On my recent trip delving into the history of the Jewish people in Barbados, I learnt about the tragic history of two peoples – the Jewish and Black races; both uprooted from their homelands and cast together as destiny would have it  on this Caribbean island. Because there are so few Jews living in Barbados today, many are unaware of its rich history in terms of providing a haven for the Jews fleeing persecution.

The Spanish inquisition in the 17th century was the cruellest episode in Sephardic history, whereby the Jews were tortured and killed for their faith over a period of 300 years. The persecuted attempted to flee and as a result were flung far across the world from India to Brazil and to the Caribbean.

The Jews who arrived in Barbados in 1628 were those fleeing from the Portuguese who brought the inquisition to Brazil. Oliver Cromwell had requested that the Jews expelled from Brazil come to the British colony of Barbados where he would give them citizenship.

The Jews, in return, with their technological experts, would bring sugar to the island and make its cultivation efficient. Due to this engineering contribution, Barbados became the world leader in sugar production. In 1654, nearly 300 Jews lived in Barbados but in 1668 due to jealous British business men, the Jews who had enriched the economy immeasurably, were banned from all forms of trade and forced to live in a ghetto in the capital.

The streets of the ghetto were known as Tudor, James and Swan Street. The latter, also known as Jew Street, is where merchants set up lively street markets which, although no longer inhabited by Jews, are still active today.

This area was also where jews set up the first synagogue, the Nidhe Israel and established the oldest Jewish burial ground in the western world. Tragically in the hurricane of 1831, a massive hurricane devastated much of the island including the synagogue. This prompted emigration of the Jewish community which continued for nearly 100 years until 1929 when the synagogue was sold to a local lawyer as there were no more attendees. The synagogue has since been lovingly restored to its former glory and exists today.

It wasn’t until 1931 that a new immigration arrived from Poland followed by 40 families fleeing rising antisemitism and Hitler. Again Barbados became a haven for the Jews. Much is known about the savage history of slavery without knowing that the Jewish ghetto was a stones throw from the slave market and from the harbour where half starved Africans disembarked and were prepared for sale.

Close by there is a plaque commemorating the spot where slaves fleeing cruel masters were brought to be publicly whipped for the crime of escape . So much of the painful history of both races was concentrated into a such small area of the island.

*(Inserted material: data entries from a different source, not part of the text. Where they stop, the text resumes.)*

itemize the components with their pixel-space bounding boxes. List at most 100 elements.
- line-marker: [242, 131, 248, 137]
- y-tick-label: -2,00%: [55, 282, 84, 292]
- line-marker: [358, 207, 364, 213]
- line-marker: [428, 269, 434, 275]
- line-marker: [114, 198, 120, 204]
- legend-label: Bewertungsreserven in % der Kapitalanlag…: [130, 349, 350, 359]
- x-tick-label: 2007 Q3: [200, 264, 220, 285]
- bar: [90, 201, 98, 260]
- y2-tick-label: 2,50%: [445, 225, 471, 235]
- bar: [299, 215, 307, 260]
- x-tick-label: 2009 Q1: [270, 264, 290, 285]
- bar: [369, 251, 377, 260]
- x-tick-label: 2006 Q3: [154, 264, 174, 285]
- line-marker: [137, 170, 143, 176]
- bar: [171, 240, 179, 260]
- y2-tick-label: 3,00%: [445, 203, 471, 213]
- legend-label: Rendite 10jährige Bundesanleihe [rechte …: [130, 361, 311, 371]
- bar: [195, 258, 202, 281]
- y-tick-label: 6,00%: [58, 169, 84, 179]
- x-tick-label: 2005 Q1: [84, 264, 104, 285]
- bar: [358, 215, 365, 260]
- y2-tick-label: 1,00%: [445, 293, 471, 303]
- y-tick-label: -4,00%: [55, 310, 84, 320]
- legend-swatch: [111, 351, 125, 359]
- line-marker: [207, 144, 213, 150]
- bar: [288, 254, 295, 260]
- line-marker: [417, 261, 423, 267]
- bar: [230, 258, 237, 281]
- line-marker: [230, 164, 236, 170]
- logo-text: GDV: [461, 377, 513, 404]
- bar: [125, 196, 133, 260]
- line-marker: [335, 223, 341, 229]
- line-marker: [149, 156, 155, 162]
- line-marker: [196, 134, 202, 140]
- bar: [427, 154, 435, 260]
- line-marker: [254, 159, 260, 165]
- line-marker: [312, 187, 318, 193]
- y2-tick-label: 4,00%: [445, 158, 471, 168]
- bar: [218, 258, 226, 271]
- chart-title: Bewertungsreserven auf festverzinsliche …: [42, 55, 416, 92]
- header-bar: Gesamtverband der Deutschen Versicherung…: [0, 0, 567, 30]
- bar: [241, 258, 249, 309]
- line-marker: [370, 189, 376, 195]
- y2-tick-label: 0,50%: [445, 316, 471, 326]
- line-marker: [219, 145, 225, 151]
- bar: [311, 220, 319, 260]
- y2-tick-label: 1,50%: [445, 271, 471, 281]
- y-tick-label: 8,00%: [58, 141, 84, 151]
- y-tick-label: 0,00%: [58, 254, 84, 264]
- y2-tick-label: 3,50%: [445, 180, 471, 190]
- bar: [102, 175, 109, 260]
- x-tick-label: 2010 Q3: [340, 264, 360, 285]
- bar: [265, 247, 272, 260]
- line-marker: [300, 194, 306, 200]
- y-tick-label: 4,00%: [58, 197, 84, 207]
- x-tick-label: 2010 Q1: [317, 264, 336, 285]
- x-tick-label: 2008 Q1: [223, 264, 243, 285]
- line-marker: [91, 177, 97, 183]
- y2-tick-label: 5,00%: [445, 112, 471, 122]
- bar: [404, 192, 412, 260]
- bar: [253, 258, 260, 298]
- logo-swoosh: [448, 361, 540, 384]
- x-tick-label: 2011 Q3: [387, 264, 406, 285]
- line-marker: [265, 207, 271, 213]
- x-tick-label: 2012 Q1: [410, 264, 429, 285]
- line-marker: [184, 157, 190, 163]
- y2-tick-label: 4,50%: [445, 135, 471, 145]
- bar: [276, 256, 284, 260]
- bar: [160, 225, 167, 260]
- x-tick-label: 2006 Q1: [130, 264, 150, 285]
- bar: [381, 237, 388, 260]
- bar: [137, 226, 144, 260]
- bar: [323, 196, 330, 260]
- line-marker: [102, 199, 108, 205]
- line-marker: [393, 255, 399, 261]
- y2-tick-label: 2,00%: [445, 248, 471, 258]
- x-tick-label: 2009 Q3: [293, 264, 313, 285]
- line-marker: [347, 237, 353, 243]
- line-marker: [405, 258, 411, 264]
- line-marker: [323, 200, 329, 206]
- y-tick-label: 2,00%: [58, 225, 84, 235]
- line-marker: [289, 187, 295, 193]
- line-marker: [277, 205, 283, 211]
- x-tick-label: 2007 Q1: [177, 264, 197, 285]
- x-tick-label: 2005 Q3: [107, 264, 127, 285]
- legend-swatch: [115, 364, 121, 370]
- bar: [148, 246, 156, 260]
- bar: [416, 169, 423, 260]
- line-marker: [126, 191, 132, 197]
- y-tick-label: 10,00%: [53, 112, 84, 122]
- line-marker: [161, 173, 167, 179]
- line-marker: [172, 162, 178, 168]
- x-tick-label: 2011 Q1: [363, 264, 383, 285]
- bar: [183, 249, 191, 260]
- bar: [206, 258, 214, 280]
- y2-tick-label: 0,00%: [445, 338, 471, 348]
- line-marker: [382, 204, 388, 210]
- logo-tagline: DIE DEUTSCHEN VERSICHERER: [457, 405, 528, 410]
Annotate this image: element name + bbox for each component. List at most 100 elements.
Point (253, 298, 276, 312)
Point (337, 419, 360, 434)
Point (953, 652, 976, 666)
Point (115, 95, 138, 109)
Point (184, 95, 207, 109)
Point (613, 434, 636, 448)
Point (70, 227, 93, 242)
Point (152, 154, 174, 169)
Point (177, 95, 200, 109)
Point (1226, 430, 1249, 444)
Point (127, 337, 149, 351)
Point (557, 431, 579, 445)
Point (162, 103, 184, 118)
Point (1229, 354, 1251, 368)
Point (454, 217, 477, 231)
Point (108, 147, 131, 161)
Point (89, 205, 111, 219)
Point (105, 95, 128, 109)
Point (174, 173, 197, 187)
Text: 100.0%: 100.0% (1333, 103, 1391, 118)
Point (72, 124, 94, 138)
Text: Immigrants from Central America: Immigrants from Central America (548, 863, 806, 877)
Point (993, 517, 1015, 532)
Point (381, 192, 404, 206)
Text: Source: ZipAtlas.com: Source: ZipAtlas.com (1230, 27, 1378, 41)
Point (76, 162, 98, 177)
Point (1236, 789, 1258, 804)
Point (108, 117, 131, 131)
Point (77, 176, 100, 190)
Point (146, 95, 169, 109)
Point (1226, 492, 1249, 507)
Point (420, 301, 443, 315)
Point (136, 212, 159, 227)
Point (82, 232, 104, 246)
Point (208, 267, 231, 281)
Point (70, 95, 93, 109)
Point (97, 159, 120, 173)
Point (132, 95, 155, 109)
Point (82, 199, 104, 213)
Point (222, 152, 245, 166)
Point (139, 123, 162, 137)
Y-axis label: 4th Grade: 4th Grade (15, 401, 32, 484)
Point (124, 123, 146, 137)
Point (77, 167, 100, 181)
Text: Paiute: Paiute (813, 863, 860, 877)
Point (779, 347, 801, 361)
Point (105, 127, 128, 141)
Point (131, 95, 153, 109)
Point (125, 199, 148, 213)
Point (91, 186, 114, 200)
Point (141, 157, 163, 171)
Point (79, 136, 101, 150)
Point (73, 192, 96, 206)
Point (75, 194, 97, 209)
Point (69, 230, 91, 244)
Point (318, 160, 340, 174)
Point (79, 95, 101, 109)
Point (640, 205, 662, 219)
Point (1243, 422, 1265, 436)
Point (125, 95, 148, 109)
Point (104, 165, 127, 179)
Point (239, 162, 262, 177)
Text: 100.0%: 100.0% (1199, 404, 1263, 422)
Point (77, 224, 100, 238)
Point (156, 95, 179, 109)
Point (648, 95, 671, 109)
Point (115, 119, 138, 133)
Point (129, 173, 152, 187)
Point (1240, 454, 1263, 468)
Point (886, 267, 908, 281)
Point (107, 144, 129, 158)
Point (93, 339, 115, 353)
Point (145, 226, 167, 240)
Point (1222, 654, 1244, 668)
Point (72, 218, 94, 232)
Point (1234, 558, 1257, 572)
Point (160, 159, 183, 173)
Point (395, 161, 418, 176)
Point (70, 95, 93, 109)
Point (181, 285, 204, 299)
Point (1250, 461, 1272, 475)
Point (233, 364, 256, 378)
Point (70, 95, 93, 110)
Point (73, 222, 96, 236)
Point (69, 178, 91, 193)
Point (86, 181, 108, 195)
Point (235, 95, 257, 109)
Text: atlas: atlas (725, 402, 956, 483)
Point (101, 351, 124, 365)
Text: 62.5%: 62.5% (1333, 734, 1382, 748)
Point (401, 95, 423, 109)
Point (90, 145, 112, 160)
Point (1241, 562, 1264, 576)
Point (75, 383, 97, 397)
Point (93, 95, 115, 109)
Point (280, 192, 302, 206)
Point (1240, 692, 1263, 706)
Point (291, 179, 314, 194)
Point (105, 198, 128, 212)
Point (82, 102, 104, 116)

The heartbreaking history of the black people in Barbados is well documented and now huge research is being done into the archives of the little known history of the Jews. The sprawling, old leprosy Colony has been converted into the centre for Jewish archives where their memory can be preserved. The archives on 800 Jews dating back to 1635 are contained in crumbling, leather-bound books which are works of art in themselves. They are being digitised page by page by workers who sit in the dark all day undertaking this epic task.Most tourists lying on sandy beaches are not aware of the history of the island or the current endeavour to research its Jewish past.

There is a Barbados of cafes, nightclubs, excursions and wonderful hotels like Cobblers Cove, a luxurious boutique hotel located on the west coast of Barbados, where we stayed.

We enjoyed some pretty amazing restaurants, which had the all industrial cool of eateries in New York or London. The highlight of our restaurant experience was the high-end Champers, which has breathtaking ocean views and delicious seafood.

This is a magical holiday resort and whether the intention is to trace the island’s rich past  or to enjoy its wonderful hotels and restaurants – Barbados, has to be the best of all the Caribbean islands. For me it has been an eye-opener  because although I have holidayed on this magnificent island before, I did not fully appreciate the enormity of gift to humanity and to mankind made by the the slave liberator William Wilberforce.